Pour preuve, côté pelouse, son match de Ligue Europa contre les Young Boys de Berne, en octobre 2017. Alors capitaine du Dynamo Kiev, Vida s’éclate littéralement la tête contre le milieu camerounais Moumi Ngamaleu. Moins effrayé que ses adversaires ou l’arbitre à la vue du sang, il retourne au turbin pour essayer de finir la rencontre, un bandeau sur le crâne. Son coach sera finalement obligé de le sortir, le pansement blanc étant progressivement devenu rouge, tout comme son maillot, abondamment maculé. Peut-être une référence à la tunique de la Croatie.

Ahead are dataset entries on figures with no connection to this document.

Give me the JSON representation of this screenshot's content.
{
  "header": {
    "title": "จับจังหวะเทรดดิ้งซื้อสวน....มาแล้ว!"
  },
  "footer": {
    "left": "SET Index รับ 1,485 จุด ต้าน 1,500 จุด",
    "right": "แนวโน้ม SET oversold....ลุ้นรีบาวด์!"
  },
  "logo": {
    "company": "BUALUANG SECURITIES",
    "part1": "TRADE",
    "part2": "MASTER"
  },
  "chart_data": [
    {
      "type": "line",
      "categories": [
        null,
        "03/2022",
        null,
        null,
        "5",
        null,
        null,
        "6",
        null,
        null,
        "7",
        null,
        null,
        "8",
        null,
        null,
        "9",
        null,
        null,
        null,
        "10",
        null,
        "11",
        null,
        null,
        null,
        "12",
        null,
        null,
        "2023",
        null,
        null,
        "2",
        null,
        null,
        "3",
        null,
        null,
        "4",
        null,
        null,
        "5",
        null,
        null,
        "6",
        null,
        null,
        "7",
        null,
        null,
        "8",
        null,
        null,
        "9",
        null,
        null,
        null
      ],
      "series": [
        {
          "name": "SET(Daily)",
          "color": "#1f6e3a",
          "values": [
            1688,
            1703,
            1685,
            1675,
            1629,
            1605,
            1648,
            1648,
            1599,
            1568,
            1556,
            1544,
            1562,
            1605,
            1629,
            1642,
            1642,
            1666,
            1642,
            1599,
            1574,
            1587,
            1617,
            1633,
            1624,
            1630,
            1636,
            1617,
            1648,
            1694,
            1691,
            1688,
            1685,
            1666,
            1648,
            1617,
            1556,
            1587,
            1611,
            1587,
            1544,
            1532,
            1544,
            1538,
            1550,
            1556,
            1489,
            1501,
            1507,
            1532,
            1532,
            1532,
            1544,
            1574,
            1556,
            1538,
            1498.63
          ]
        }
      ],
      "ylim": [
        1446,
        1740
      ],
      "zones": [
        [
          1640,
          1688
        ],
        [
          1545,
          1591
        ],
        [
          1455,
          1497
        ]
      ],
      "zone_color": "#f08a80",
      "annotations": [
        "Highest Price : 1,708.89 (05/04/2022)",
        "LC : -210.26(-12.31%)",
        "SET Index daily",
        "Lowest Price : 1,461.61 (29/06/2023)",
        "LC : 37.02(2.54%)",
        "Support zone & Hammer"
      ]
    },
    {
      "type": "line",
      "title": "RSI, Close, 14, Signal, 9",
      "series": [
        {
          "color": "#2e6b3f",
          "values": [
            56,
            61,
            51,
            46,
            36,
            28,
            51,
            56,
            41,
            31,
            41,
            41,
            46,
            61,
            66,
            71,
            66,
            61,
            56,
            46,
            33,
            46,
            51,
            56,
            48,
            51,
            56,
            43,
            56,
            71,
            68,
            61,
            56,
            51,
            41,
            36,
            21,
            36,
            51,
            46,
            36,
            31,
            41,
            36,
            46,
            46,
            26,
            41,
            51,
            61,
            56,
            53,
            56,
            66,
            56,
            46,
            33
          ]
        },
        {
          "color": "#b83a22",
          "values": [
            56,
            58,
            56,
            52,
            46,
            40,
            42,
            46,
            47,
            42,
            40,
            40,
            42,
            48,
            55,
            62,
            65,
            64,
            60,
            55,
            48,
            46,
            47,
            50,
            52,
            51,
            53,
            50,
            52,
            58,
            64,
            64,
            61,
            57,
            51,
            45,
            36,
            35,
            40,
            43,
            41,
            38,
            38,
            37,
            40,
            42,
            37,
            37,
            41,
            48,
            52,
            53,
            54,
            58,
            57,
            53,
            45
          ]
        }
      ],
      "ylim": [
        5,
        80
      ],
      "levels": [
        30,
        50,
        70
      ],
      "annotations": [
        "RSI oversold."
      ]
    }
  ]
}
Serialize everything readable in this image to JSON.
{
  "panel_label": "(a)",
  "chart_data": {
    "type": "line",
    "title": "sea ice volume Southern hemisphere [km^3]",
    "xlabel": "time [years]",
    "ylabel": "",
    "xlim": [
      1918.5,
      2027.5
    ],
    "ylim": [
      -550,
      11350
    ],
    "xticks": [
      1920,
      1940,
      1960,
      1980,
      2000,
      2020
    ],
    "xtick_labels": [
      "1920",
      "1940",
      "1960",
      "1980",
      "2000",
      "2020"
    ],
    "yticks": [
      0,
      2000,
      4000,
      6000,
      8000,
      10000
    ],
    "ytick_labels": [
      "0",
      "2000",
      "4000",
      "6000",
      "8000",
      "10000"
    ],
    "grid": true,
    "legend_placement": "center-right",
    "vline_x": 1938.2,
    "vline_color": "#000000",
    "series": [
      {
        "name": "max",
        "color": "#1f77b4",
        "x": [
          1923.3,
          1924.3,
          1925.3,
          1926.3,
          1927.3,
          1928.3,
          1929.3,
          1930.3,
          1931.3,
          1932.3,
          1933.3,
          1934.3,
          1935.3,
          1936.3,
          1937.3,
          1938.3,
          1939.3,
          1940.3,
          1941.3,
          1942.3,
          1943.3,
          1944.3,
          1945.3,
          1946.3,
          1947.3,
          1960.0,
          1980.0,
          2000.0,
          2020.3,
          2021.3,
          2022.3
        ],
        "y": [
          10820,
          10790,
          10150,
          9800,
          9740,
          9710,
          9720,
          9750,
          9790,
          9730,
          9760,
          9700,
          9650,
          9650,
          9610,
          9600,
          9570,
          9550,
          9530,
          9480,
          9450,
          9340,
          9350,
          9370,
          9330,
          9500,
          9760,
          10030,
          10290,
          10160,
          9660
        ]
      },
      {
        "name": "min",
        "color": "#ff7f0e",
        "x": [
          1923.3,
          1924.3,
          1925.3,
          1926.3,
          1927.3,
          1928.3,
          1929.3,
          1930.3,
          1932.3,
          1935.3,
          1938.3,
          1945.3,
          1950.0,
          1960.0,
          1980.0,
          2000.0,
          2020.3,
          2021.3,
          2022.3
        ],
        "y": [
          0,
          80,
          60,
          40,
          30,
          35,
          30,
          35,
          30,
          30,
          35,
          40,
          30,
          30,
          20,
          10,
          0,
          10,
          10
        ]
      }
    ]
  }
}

S’il a des qualités de leader certaines, le joueur n’a pas toujours été aussi sérieux. En 2013, alors qu’il porte les couleurs du Dinamo Zagreb, après une pige ratée au Bayer Leverkusen, le défenseur central s’ouvre une bière dans le car amenant l’équipe disputer un match de Coupe de Croatie. Peinard. Le tout sous le nez de son entraîneur, Ante Cacic, qui le fait descendre manu militari du bus (prends-en de la graine, Raymond Domenech !) et lui inflige une sacrée amende. Un coup de pied aux fesses salutaire tant Domagoj Vida s’est ensuite rendu indispensable à son club, puis aux suivants (Dynamo Kiev, Besiktas) et, le plus important actuellement, à sa sélection. De quoi probablement rendre son père, ex-attaquant du championnat national n’ayant pu percer au niveau supérieur, très fier de lui. Un bon p’tit gars, finalement.